We will know more about the exact rates of this potential side effect when we acquire additional phase 3 data. Without any treatment, patients with GA will lose vision over time. The good news is that CNV in the setting of GA appears to progress slowly. Eyes in the clinical trials that converted to neovascular AMD still did well, thanks in large part to the anti-VEGF treatment options we already have. Of course, for a patient receiving avacincaptad therapy, treating CNV in the presence of GA could require two intravitreal injections. Physicians and patients will need to weigh this risk when considering the use of a complement blocker in practice.
1. IVERIC bio Announces Positive Zimura 18 Month Data Supporting the 12 Month Efficacy Findings: Continuous Positive Treatment Effect with Favorable Safety Profile in Geographic Atrophy Secondary to Age-Related Macular Degeneration in a Phase 3 Trial [press release]. Iveric bio; New York, NY; June 15, 2020.

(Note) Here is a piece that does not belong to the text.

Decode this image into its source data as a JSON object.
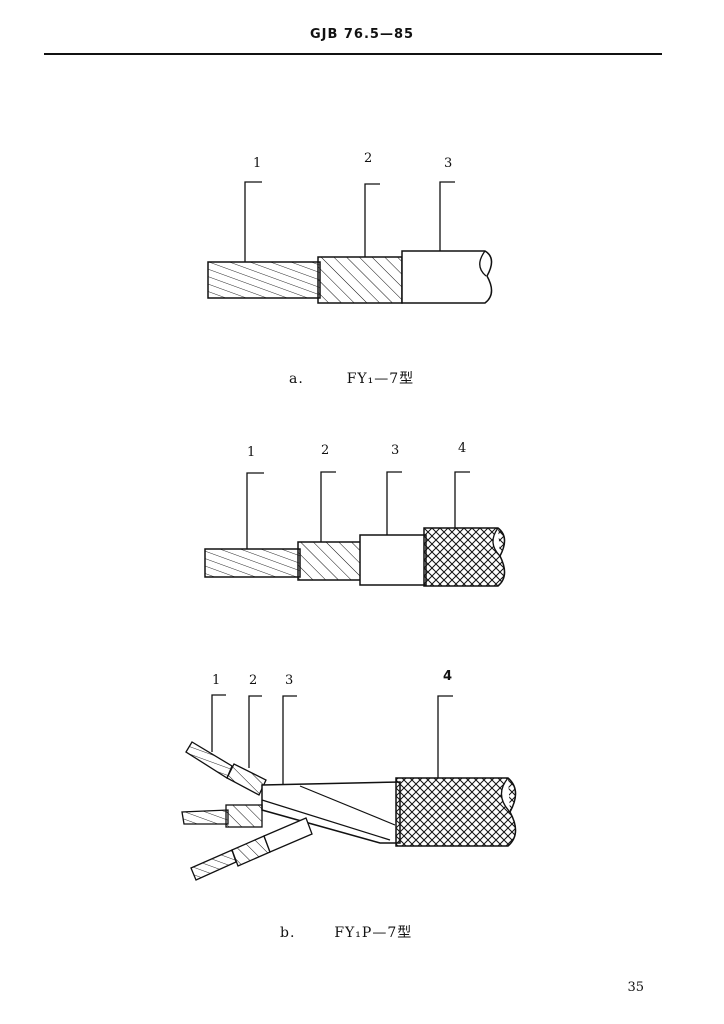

2. IVERIC bio Announces First Patient Dosed in Second Zimura Phase 3 Clinical Trial for the Treatment of Geographic Atrophy Secondary to Age-Related Macular Degeneration [press release]. Iveric bio; New York, NY; June 30, 2020
3. Holz FG, Sadda SR, Busbee B, et al; Chroma and Spectri Study Investigators. Efficacy and safety of lampalizumab for geographic atrophy due to age-related macular degeneration: Chroma and Spectri phase 3 randomized clinical trials. JAMA Ophthalmol. 2018;136(6):666-677.
4. Liao DS, Grossi FV, El Medhi D, et al. Complement C3 inhibitor pegcetacoplan for geographic atrophy secondary to age-related macular degeneration: a randomized phase 2 trial. Ophthalmology. 2020;127(2):186-195.